In this global, technology-based business economy, the audio conference has become a default mode of communication for both enterprise and SMB-level organizations. In fact, 65% of all conferencing is done via audio conferences – without a video component. This has developed into a trend toward ad-hoc audio conferences in so-called “huddle rooms” with no installed equipment whatsoever, which utilize portable, plug-and-play technologies. These situations tend to involve anywhere from a handful of employees to a dozen.  And since the advent of innovative unified communications-based devices, workers can participate in audio conferences not just from their desks or from dedicated conference rooms, they can utilize advanced audio headsets that allow them to seamlessly communicate whether in a moving vehicle, a café, or a busy airport, with a minimum of peripheral noise or transmission disruption.

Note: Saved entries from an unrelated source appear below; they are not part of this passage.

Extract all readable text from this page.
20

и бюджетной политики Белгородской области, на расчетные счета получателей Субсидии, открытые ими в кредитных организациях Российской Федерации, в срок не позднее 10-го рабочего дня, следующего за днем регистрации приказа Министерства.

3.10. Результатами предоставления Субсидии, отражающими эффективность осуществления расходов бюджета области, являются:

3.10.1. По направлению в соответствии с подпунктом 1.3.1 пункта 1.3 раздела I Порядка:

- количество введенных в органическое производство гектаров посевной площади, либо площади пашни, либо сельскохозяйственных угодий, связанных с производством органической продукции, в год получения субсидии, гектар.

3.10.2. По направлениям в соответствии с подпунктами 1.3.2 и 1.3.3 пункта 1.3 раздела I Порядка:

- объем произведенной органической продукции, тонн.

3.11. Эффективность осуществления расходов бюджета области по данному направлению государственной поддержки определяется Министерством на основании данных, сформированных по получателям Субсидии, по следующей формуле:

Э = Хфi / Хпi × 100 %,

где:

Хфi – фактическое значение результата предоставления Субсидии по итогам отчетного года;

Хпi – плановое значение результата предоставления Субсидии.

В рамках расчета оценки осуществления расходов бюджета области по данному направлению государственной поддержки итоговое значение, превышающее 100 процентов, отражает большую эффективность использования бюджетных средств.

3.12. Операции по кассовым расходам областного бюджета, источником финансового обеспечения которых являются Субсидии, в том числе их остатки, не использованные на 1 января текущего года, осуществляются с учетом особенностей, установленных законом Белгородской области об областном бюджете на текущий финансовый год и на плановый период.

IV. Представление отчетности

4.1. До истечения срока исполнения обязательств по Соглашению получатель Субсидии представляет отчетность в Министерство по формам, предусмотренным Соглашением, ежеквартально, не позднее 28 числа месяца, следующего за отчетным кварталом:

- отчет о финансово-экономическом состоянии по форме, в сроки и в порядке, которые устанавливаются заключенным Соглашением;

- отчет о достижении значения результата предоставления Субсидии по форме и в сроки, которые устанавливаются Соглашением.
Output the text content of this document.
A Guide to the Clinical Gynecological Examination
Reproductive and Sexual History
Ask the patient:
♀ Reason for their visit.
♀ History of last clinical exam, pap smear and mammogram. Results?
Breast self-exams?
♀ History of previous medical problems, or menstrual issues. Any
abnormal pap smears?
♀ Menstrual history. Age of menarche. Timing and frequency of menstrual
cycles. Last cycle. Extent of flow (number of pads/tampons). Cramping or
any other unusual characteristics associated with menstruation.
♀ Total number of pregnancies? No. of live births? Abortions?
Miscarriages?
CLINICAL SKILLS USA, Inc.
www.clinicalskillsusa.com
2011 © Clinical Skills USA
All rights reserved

Ostensibly, the world is our workplace. This can only be achieved, however, through the right audio solutions. When audio technology fails, we simply can’t keep pace with the expectations these environments and paradigms have set. We’ve all experienced a simple meeting that devolves into an exercise in futility, where participants spend much of their energy compensating for an inability to clearly hear all parties involved. Audio challenges can make or break a virtual meeting, negating an organization’s business and customer relations and deterring internal productivity.

Poor audio quality in conference calls can have a negative impact on worker productivity due to the physiology of how our brains process information. The brain does a terrific job of deciphering auditory information from both ears. But in the event of bad audio input, it is taxed to an additional degree in order to interpret that stimuli. Experiencing such extra mental exertion on a regular basis and over longer timeframes can impact concentration, focus, and memory, contribute to fatigue and ultimately erode productivity.

Companies can avoid these pitfalls and create a more productive environment through sophisticated audio technology. To accomplish this, they should ideally assess their respective working and collaborative environments before implementing a unified communications environment, and consider what advanced solutions address those particular needs. Organizations should make their technology choices according to those parameters and requirements. Audio is simply not a one-size-fits-all proposition.

For example, a knowledge worker in a noisy, open-plan office should be equipped with a wireless, active noise cancellation (ANC) headset that filters out ambient noise, which can improve their ability to focus amid distractions yet allows them to move within their space. Breakthrough developments in the field include ANC technologies such as the versatile adaptive ANC (AANC), which allows users to set their preferred level of active noise cancellation, instead of being limited to merely turning the ANC either “on” or “off.”

A desk-based employee is best served with a wired headset that incorporates background noise cancellation. And a mobile worker who depends on clear business communication inside and outside the office will require a more flexible wireless headset, with attributes such as multiple microphones to ensure quality transmissions in adverse environments.

Conferencing and speakerphone solutions should be selected according to size and usage of the company’s intended meeting room. A portable, flexible speakerphone is most appropriate for small- to midsize huddle rooms and conference spaces. For larger meeting rooms, installed audio conferencing solutions that are easy to set-up and offer multiple connectivity options are preferable.

Whatever devices an organization selects, they should deliver premium audio quality to help make virtual conferencing as realistic and productive as a face-to-face meeting, fulfilling the original concept behind virtual collaboration.